“I hate to tell you this,” I said, “but he disappeared long before you came into the bar. If he really was with you.”
“He was,” WBB said. “Tell her.”
The little guy shrugged one imprisoned shoulder. The movement looked like it hurt. “It’s my only talent. It’s all I can do. I trained it. Because people always looked at me with pity. I’m short and I’m ugly and you wouldn’t believe the jokes.”
“So you turned the table on your friend?” I asked. “A man who was going to help you? You played a trick on him?”
“He promised he wouldn’t,” WBB said. “He promised he’d stay visible.”
“I did!” The little guy said.
“To me,” WBB said. “And only me. The man who believed in him. I figured once someone talked to him, she’d want to go out with him. I used to think he was clever.”
The little guy tried to wipe his nose but WBB held him fast.
“I believed in him,” WBB said, and dropped him.
The little guy bounced in the pool of his own blood.
“Fucking bastard,” WBB said, and left.
And of course, I never saw him again.
***
His little friend, on the other hand, haunts my bar like an out-of-work Rumplestiltskin. I think he makes his living by winning bar bets.
Like “betcha I can’t appear and reappear.” Like “I can make a piña colada vanish without even touching it.” Like “I bet a handsome man like you can’t get a woman to give me a second glance.”
I let him stay. He’s a curiosity. Now that they’re used to him, the regulars place bets right alongside his. The entire place is getting rich.
Except me.
Because there’s a part of me that still wants the fairy tale. You know, you help the gorgeous guy, and even though you’re a plain Cinder Ella, he sees through the grime and makes you his princess.
But WBB hasn’t come back. I haven’t even gotten enough courage to ask his little friend for WBB’s real name.
I know real life is not a fairy tale.
But I also know that tiny men who look like Rumplestiltskin can’t disappear at will.
And yet this one does.
Somehow that’s not quite enough to overcome my belief in the way the world really works.

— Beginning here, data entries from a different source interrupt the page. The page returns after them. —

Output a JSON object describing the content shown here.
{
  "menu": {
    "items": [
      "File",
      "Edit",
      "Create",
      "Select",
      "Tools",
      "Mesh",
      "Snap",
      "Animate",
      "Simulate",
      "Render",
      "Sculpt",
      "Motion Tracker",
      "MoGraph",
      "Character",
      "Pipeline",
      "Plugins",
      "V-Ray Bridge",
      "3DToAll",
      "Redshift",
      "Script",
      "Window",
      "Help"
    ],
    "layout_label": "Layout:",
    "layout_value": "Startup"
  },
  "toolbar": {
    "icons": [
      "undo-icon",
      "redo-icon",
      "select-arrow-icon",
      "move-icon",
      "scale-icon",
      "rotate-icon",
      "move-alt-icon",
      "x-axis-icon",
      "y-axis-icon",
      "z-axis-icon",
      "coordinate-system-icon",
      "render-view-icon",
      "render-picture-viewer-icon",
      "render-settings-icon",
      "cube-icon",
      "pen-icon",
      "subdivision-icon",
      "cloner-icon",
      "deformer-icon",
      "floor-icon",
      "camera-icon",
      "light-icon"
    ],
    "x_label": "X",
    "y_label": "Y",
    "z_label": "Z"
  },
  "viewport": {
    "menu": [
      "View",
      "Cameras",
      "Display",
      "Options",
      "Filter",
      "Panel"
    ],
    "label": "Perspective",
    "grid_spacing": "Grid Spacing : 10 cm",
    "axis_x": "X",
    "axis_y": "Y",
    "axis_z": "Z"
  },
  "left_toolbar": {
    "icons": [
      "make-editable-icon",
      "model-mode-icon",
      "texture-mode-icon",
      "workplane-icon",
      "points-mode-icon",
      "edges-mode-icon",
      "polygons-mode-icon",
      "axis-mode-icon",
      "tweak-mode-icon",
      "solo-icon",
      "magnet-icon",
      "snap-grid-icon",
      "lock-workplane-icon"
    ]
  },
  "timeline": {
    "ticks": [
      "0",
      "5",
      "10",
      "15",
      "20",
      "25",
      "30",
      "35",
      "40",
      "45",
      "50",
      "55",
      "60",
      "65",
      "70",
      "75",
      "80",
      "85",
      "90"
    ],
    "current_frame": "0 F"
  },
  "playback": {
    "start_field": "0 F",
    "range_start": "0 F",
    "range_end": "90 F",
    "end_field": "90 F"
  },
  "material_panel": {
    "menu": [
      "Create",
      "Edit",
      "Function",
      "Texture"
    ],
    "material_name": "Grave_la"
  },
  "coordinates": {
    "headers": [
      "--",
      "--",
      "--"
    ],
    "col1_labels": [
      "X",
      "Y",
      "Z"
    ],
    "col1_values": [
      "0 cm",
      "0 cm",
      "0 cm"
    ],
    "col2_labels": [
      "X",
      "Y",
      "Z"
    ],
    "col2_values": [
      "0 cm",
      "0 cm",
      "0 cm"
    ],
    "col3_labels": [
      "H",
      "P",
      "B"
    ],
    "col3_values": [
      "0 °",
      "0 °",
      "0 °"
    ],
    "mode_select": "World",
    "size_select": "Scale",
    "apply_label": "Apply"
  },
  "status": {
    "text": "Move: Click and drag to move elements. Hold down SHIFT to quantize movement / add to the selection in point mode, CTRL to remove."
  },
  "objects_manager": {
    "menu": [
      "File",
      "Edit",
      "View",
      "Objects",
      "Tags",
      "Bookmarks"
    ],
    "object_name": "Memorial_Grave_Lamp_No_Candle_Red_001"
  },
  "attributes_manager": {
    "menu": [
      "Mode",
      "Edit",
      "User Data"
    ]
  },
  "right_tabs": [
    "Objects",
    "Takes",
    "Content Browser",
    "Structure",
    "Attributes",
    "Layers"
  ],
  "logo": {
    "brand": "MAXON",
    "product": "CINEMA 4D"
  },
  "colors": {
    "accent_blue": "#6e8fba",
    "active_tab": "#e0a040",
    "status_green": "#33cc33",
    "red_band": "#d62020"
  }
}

You see, I own a bar. I know that people never change their orientation. And WBB, for all his willingness to help his little friend, was oriented toward beautiful—or at least pretty.
And no matter how nice I was, and how much I was willing to help him, and how much his pride made him come back to talk to me, to explain he really wasn’t crazy, I knew he wasn’t going home with me.
I knew he was never going to invite me to spend time with his little friend.